Nightmares. I actually died in one of them. Someone shot me and suddenly my vision was sort of black (my eyes were closed when I got shot, but then it was really dark and I knew I couldn't open them ever again) and I could feel my body shutting down completely for good. So it isn't true that if you die in dreams, you die in real life. At least, I hope not otherwise I'm dead. Literally.
I say I'm fine all the time, even when I'm not because I can never be bothered to explain to people what is wrong and they never understand anyway. And usually when people ask me if I'm okay, they are just trying to find out what has happened so they can gossip with the rest of their bitchy friends and tell the entire school.

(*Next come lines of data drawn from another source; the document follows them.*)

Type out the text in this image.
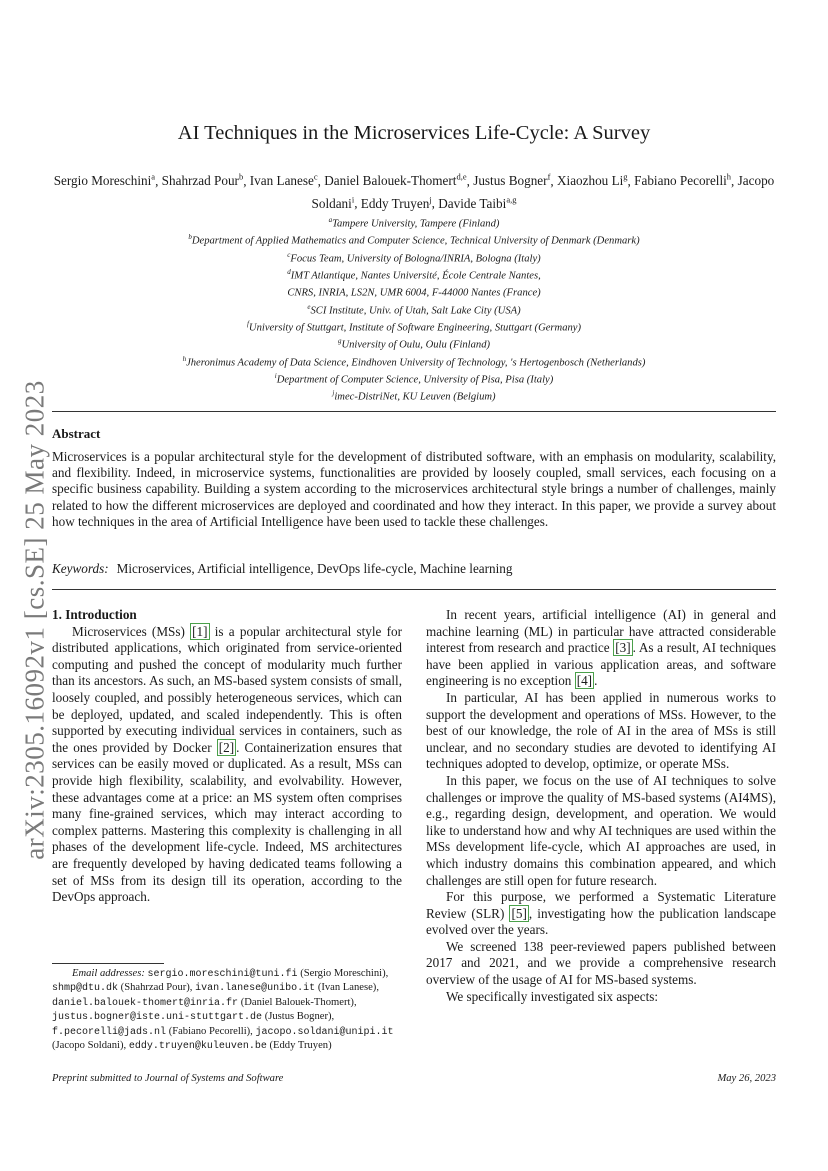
arXiv:2305.16092v1 [cs.SE] 25 May 2023
AI Techniques in the Microservices Life-Cycle: A Survey
Sergio Moreschini$^a$, Shahrzad Pour$^b$, Ivan Lanese$^c$, Daniel Balouek-Thomert$^{d,e}$, Justus Bogner$^f$, Xiaozhou Li$^g$, Fabiano Pecorelli$^h$, Jacopo Soldani$^i$, Eddy Truyen$^j$, Davide Taibi$^{a,g}$
$^a$Tampere University, Tampere (Finland)
$^b$Department of Applied Mathematics and Computer Science, Technical University of Denmark (Denmark)
$^c$Focus Team, University of Bologna/INRIA, Bologna (Italy)
$^d$IMT Atlantique, Nantes Université, École Centrale Nantes,
CNRS, INRIA, LS2N, UMR 6004, F-44000 Nantes (France)
$^e$SCI Institute, Univ. of Utah, Salt Lake City (USA)
$^f$University of Stuttgart, Institute of Software Engineering, Stuttgart (Germany)
$^g$University of Oulu, Oulu (Finland)
$^h$Jheronimus Academy of Data Science, Eindhoven University of Technology, 's Hertogenbosch (Netherlands)
$^i$Department of Computer Science, University of Pisa, Pisa (Italy)
$^j$imec-DistriNet, KU Leuven (Belgium)
Abstract
Microservices is a popular architectural style for the development of distributed software, with an emphasis on modularity, scalability, and flexibility. Indeed, in microservice systems, functionalities are provided by loosely coupled, small services, each focusing on a specific business capability. Building a system according to the microservices architectural style brings a number of challenges, mainly related to how the different microservices are deployed and coordinated and how they interact. In this paper, we provide a survey about how techniques in the area of Artificial Intelligence have been used to tackle these challenges.
Keywords: Microservices, Artificial intelligence, DevOps life-cycle, Machine learning

1. Introduction

Microservices (MSs) [1] is a popular architectural style for distributed applications, which originated from service-oriented computing and pushed the concept of modularity much further than its ancestors. As such, an MS-based system consists of small, loosely coupled, and possibly heterogeneous services, which can be deployed, updated, and scaled independently. This is often supported by executing individual services in containers, such as the ones provided by Docker [2] . Containerization ensures that services can be easily moved or duplicated. As a result, MSs can provide high flexibility, scalability, and evolvability. However, these advantages come at a price: an MS system often comprises many fine-grained services, which may interact according to complex patterns. Mastering this complexity is challenging in all phases of the development life-cycle. Indeed, MS architectures are frequently developed by having dedicated teams following a set of MSs from its design till its operation, according to the DevOps approach.

In recent years, artificial intelligence (AI) in general and machine learning (ML) in particular have attracted considerable interest from research and practice [3] . As a result, AI techniques have been applied in various application areas, and software engineering is no exception [4] .

In particular, AI has been applied in numerous works to support the development and operations of MSs. However, to the best of our knowledge, the role of AI in the area of MSs is still unclear, and no secondary studies are devoted to identifying AI techniques adopted to develop, optimize, or operate MSs.

In this paper, we focus on the use of AI techniques to solve challenges or improve the quality of MS-based systems (AI4MS), e.g., regarding design, development, and operation. We would like to understand how and why AI techniques are used within the MSs development life-cycle, which AI approaches are used, in which industry domains this combination appeared, and which challenges are still open for future research.

For this purpose, we performed a Systematic Literature Review (SLR) [5] , investigating how the publication landscape evolved over the years.

We screened 138 peer-reviewed papers published between 2017 and 2021, and we provide a comprehensive research overview of the usage of AI for MS-based systems.

We specifically investigated six aspects:

Email addresses: sergio.moreschini@tuni.fi (Sergio Moreschini), shmp@dtu.dk (Shahrzad Pour), ivan.lanese@unibo.it (Ivan Lanese), daniel.balouek-thomert@inria.fr (Daniel Balouek-Thomert), justus.bogner@iste.uni-stuttgart.de (Justus Bogner), f.pecorelli@jads.nl (Fabiano Pecorelli), jacopo.soldani@unipi.it (Jacopo Soldani), eddy.truyen@kuleuven.be (Eddy Truyen)
Preprint submitted to Journal of Systems and Software	May 26, 2023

Stupid horrible…
Also, if anyone would like to give me advice on a little matter that I have not discussed with my friends (surprisingly enough), please, do feel free. See, all this Prue and Andy being in love thing has made me think. I have been in love, so to speak, with this guy for five entire years. And I have finally considered calling him. But I am scared! Wow, I really wandered from the point there! What even was the point?